- Born: 14 November 1957 (age 68) Lansing, Michigan, United States
- Genres: Alternative rock
- Occupation(s): Recording engineer, record producer
- Years active: 1978-present

= Sean Slade =

American record producer

Sean Slade (born 14 November 1957) is an American record producer, engineer, and mixer. On many of his productions he worked in partnership with Paul Q. Kolderie.

==Career==

Slade was born in Lansing, Michigan, United States. He graduated from Yale University in 1978. Slade and Kolderie became friends at Yale, where they played in bands together. They both later relocated to Boston, where they became members of Sex Execs, a new wave music band of the early 1980s. The duo had their formative experience as producers while they were in Sex Execs. Most of the group lived in a house in Dorchester, Boston that was wired up as a primitive studio. In a 2018 interview, Slade discussed how their career as producers got started at that house with a four-track reel-to-reel recorder they had bought in New York.

Other bands came over to record as well, including a local act called Three Colors, which featured saxophonist Dana Colley, later of Morphine. As Sex Execs became more successful, they started recording in professional studios such as Syncro Sound, which was owned by The Cars. As Kolderie recalled, they learned a lot from the engineers there.

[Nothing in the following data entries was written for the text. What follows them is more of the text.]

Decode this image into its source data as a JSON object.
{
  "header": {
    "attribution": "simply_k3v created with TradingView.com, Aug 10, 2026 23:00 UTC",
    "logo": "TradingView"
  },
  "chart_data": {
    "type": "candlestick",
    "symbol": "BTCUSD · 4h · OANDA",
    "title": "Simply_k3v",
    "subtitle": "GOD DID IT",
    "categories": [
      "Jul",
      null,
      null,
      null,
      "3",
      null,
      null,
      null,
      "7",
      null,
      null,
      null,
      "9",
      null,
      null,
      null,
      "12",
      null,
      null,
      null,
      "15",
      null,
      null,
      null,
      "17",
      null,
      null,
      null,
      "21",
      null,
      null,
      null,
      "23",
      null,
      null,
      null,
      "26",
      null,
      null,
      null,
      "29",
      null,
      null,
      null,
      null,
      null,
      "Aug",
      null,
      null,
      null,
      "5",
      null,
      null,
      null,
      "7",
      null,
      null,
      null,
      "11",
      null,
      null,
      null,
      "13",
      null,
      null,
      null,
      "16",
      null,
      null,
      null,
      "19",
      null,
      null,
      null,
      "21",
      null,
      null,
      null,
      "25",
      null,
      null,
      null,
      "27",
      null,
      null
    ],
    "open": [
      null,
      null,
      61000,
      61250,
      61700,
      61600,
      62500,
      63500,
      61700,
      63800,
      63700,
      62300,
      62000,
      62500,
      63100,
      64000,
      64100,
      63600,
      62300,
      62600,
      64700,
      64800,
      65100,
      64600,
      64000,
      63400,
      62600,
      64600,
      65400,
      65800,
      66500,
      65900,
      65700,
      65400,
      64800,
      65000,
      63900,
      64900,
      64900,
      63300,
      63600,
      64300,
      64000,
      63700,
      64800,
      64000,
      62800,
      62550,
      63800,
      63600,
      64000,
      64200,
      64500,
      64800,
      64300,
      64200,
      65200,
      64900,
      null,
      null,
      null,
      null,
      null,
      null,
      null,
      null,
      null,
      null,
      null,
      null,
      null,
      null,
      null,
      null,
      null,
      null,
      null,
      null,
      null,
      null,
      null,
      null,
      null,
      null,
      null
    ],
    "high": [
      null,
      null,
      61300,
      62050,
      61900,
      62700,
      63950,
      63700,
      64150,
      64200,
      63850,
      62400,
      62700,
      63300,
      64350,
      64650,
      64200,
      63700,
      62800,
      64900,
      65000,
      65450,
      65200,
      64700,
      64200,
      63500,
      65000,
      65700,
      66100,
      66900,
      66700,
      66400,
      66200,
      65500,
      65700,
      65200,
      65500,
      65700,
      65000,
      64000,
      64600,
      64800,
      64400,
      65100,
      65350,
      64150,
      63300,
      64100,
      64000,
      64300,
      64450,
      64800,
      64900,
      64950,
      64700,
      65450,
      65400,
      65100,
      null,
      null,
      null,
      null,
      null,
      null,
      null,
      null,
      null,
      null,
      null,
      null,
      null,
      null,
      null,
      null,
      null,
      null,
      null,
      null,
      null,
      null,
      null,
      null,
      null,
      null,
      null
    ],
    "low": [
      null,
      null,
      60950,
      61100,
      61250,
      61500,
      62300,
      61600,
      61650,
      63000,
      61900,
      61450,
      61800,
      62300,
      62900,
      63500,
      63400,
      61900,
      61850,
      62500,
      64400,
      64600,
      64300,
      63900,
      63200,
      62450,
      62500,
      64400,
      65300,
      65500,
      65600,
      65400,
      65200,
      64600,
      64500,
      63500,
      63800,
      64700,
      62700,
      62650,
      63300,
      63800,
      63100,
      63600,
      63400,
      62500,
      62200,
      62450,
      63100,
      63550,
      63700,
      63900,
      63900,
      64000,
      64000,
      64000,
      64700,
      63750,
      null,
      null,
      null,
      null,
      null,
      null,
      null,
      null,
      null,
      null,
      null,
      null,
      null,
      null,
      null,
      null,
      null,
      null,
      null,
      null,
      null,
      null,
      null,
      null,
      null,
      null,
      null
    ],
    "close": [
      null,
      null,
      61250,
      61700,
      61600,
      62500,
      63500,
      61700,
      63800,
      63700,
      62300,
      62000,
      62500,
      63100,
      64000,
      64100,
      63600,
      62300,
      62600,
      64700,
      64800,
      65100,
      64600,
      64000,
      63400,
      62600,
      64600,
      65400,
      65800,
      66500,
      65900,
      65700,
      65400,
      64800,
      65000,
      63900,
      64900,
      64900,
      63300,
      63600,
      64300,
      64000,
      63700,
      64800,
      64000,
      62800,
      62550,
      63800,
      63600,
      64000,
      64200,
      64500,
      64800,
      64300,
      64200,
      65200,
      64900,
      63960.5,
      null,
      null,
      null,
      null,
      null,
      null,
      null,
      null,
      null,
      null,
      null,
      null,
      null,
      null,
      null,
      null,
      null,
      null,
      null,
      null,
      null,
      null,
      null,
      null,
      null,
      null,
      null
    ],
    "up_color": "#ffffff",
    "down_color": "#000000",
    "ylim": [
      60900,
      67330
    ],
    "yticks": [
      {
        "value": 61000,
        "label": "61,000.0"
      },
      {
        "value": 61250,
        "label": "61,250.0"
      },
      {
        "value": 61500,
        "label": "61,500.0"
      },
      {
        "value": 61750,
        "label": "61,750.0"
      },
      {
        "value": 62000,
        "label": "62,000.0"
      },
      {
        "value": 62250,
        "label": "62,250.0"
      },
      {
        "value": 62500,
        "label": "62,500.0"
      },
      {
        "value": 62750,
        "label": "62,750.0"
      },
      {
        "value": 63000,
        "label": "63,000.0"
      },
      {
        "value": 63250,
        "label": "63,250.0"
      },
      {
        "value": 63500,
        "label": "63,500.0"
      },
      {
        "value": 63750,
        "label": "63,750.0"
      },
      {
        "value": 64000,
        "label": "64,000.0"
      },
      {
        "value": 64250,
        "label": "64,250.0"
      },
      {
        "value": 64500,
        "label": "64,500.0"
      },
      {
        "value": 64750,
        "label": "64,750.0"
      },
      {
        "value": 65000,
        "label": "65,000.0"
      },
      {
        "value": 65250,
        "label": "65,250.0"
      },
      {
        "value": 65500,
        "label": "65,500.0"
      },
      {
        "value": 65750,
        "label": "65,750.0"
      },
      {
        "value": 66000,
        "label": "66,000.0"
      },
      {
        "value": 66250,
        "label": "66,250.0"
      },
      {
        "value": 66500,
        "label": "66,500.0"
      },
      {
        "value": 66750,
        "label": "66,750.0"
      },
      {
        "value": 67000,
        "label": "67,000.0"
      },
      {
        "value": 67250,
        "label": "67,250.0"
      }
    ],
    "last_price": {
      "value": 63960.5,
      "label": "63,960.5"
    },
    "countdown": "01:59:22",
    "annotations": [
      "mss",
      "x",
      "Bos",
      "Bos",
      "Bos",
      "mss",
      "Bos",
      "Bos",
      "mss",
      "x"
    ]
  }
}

In 1985, Slade and Kolderie co-founded Boston's Fort Apache Studios, along with Jim Fitting (another friend from Yale and Sex Execs) and Joe Harvard. The studio originated in Roxbury, but later relocated to Cambridge, Massachusetts. "We were all a part of that DIY kind of culture," said Slade. "The whole idea of getting someone in to design [the studio] wasn’t part of the plan. The plan was, 'Get a control room, get a playing room, get the wiring right, get a console, and then just start recording'."

Slade remained active as a musician in the 1980s. He played rhythm guitar and occasionally sang and wrote songs for the Boston indie band Men & Volts, which also included Kolderie.

Slade and Kolderie co-produced Radiohead's debut album, Pablo Honey, which was released 1993. They were pivotal in convincing EMI Records to release "Creep" as the band's debut single prior to the album's release. The song initially failed to achieve commercial success, but after the album release in early 1993, "Creep" was re-released and became a worldwide hit.

Slade has produced and/or mixed recordings by such artists as Hole, Warren Zevon, Pixies, The Lemonheads, Juliana Hatfield, Morphine, Big Dipper, Dinosaur Jr., HumanKind, Uncle Tupelo, Tracy Bonham, Spacehog, the Mighty Mighty Bosstones, Suddenly, Tammy!, Lou Reed, The Boo Radleys, New Collisions, Sebadoh, Lush, the Go-Go's, The Dictators, Beth Sorrentino, Weezer, Kim Boekbinder, The Dresden Dolls, Echobelly, Buffalo Tom, and Papas Fritas.

He co-produced (with Kolderie) Hole's Live Through This, which went platinum within a year of its release and spawned four singles.

Slade is an Associate Professor of Music Production and Engineering at the Berklee College of Music.